A lembrança desses fatos ajuda a
sublinhar um aspecto importante. Não há superioridade moral no recém-formado
condomínio partidário que pretende dar o golpe contra Dilma Rousseff. É uma
questão de oportunidade e conveniência, na qual valores éticos que levam tantas
pessoas as ruas são manipulados para servir de cobertura e justificativa para
decisões que atendem a interesses políticos. Ao repudiar, em um ano e quatro
meses, o programa progressista pelo qual seu partido chegou ao Planalto, em
2010 e 2014, para assumir uma plataforma que pudesse transformá-lo num nome
palatável pelo conservadorismo mais reacionário, Temer apenas se contorce num
esforço para facilitar o acesso ao poder, em qualquer condição.
O vice tenta assumir a presidência como
a fase visível de uma aliança de dinossauros derrotados da política brasileira,
personagens de um tempo de pior concentração de renda, salário mínimo inferior
em termos reais, mais desemprego e submissão aos interesses do mercado. Nada de
novo sob esta ponte, o que explica a preferência por uma opção que não passe
pelas urnas. Mais uma vez, o anti-Ulysses, o senhor Diretas.

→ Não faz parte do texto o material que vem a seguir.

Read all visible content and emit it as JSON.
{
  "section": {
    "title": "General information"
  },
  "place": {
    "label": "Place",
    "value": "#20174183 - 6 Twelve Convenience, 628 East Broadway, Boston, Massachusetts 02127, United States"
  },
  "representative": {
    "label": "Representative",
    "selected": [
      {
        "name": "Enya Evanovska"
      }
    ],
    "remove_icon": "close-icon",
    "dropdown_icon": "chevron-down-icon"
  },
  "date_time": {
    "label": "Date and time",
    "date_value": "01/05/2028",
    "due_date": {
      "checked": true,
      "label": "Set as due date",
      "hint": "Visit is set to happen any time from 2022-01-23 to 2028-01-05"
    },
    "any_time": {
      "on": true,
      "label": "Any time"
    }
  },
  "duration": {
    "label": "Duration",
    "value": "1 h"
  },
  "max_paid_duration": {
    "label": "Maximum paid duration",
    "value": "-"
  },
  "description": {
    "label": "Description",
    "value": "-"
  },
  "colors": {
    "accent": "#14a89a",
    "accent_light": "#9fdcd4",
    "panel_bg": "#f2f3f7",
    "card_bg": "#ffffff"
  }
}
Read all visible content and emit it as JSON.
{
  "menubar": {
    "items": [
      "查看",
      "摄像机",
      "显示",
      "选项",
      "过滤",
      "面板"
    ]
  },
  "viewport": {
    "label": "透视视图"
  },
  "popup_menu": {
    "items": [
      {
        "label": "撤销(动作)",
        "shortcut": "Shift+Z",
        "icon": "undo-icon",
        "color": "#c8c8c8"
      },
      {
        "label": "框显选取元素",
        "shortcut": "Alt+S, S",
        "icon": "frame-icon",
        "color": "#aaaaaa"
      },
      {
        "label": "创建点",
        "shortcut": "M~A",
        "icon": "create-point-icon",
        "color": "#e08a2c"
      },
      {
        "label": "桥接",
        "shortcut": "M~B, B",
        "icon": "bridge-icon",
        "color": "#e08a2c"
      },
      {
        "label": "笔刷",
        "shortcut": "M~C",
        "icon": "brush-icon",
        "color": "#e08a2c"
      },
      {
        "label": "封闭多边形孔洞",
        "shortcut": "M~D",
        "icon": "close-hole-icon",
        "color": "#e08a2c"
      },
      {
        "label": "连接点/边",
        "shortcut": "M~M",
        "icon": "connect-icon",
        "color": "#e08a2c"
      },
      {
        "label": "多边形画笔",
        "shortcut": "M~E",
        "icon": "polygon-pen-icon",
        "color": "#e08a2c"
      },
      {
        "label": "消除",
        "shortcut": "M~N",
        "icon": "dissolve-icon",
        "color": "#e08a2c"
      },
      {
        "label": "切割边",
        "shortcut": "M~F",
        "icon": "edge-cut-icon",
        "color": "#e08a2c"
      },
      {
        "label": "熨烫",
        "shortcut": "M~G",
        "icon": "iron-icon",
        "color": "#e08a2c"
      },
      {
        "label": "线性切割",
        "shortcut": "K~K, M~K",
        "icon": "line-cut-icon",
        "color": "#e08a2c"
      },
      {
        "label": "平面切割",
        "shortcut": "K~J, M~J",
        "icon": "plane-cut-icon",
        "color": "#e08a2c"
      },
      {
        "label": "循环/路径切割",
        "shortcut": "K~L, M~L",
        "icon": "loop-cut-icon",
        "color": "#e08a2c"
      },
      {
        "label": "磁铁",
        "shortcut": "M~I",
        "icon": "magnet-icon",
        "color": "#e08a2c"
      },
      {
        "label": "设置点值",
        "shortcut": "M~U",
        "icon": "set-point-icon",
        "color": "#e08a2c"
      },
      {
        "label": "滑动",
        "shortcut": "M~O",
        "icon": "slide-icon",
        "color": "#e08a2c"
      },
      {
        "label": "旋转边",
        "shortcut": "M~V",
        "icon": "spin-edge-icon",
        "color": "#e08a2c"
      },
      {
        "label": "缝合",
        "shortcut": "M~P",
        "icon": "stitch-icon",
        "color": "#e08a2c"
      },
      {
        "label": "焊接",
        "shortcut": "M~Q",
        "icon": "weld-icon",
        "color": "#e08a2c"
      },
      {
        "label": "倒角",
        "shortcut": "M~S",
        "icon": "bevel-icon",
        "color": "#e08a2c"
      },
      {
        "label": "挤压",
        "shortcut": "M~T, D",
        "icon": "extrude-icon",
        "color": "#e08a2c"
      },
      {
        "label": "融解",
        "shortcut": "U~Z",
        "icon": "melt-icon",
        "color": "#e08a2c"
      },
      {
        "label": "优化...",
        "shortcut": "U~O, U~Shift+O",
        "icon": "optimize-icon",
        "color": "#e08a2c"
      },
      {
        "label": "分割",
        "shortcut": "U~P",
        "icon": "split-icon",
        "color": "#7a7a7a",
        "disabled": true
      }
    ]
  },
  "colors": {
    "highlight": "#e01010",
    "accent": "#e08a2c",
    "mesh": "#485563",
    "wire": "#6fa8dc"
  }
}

A mobilização popular continua sendo o
principal elemento da situação política e terá um papel decisivo no desfecho
final da crise, que ninguém sabe quando será. O esforço da bancada golpista
para conseguir 342 votos não é pequeno nem terá sucesso garantido, num país
onde a ideia democrática de que é preciso resistir a um golpe de Estado está
acima dos partidos e ideologias. Ao contrário do que ocorreu em 1992, na queda
de Collor, o país está dividido e basta andar pelas ruas para assistir o
crescimento do repúdio a uma iniciativa que implica num retrocesso político
inaceitável.
Coube ao governo Dilma proibir
manifestações antidemocráticas de lideres militares e civis que festejavam o
golpe de 1964, que derrubou um presidente constitucional. Nesta quinta-feira, o
calendário marca a passagem de 42 anos de um golpe nascido para durar um ano e
que se prolongou por duas décadas. É um dia de protesto não apenas pelo passado
-- mas uma advertência quanto ao futuro.